Do people resist policies or do policies fail? The answer is YES to both. Often times there is pushback on policies from the “ground level”. On the other hand when policies are launched they are expected to be caught and implemented by associates automatically without formal introduction or aid.
Why people resist policies and why policies fail
Before we review the failure of polices and why this happens, let’s look at a model that reflects the common structure that is used to create policies.
COMMON POLICY CREATION SYSTEM STRUCTURE
Does the above structure work? It may on occasion but a far more effective method would be more cyclical like we see in The Impact of Internal Communication Lapses in Organizational Systems. A form of analysis is commonly the basis of policy creation but many times there are issues on all levels. Leadership commonly views policy creation as a one and done activity which leaves no room for evolution.
ISSUES ON EACH SYSTEM LEVEL
ANALYSIS: Issues are not properly analyzed because those on the ground level are not being consulted and/or the data collected from the ground level is misinterpreted due to lack of understanding of duties and execution on the ground level.
RATIONALE: The rationale for the policy is often based on the business need not the needs of the associates to meet the business need.
STRATEGY: Strategies are usually based on the impact the issue has on the revenue of the business and leaves out the impact the issue has on the members of the organization .
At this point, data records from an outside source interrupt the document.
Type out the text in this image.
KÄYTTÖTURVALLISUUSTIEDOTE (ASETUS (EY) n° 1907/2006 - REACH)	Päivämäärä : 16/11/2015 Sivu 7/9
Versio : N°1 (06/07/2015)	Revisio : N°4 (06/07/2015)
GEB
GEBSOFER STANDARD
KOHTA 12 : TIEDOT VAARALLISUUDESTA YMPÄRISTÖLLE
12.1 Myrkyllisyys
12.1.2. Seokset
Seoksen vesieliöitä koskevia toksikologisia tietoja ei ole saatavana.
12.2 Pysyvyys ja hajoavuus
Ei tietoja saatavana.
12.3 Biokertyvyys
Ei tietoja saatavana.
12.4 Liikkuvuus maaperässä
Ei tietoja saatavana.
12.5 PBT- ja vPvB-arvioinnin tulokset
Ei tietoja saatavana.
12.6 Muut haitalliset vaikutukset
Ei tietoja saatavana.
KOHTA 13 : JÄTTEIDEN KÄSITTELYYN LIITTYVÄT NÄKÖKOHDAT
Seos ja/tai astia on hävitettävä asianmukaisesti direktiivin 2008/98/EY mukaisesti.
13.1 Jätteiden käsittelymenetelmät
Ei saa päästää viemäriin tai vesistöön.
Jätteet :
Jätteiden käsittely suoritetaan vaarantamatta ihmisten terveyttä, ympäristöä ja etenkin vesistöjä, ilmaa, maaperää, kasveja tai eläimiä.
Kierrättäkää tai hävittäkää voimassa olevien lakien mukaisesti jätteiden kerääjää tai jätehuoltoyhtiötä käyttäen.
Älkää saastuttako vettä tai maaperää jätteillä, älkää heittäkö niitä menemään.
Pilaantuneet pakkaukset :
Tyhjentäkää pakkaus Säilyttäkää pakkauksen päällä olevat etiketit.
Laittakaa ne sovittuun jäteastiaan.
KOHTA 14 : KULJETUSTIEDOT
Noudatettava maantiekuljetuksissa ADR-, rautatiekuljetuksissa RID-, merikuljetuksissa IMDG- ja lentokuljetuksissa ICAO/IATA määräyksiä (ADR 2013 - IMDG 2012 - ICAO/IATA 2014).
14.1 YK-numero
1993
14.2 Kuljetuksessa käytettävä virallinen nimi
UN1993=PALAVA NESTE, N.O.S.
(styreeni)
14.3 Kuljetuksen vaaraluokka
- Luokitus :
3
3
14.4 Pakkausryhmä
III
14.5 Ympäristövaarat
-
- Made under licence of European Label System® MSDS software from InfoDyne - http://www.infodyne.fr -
POLICY: Policies commonly become rigid and linear. Policies are developed on the high level but are not equipped for execution or evolution.
IMPLEMENTATION: The policy hits the ground level and creates a shockwave and a knee jerk reaction that was not anticipated or prepared for in the policy creation stage.
Another piece to this issue is that associates are not brought into the decision making process and the policy has no built in fail-safe methods or room for evolution. The policy only has a live or die system engrained into its structure when there should be an anticipated evolutionary stage. The policy will be subject to forced evolution regardless if the policy falls short.
THE GAP BETWEEN POLICY THEORY AND POLICY IMPLEMENTATION
Consider this real life example of policy failure in the case of anti-bullying policies in the US.
Since Montana passed its school bullying bill this year, every state in the country now has a law on the books addressing this pervasive and problematic form of peer harassment. So it’s time to take a victory lap, right? Maybe not. The report “illustrates the gap that can emerge between the intentions of a law and the effectiveness of its implementation via policy and regulations. There are still many school districts in the U.S. that have failed to institute policy protections, even in states which require them by law”. – Evle Blad
This scenario is unfortunately typical within organizations. The gap between policy theory and policy implementation is commonly unknown, misrepresented and/or under estimated. The determination of not only the policy but also what type of feedback loop will most effectively police the policy must be determined in the policy creation process.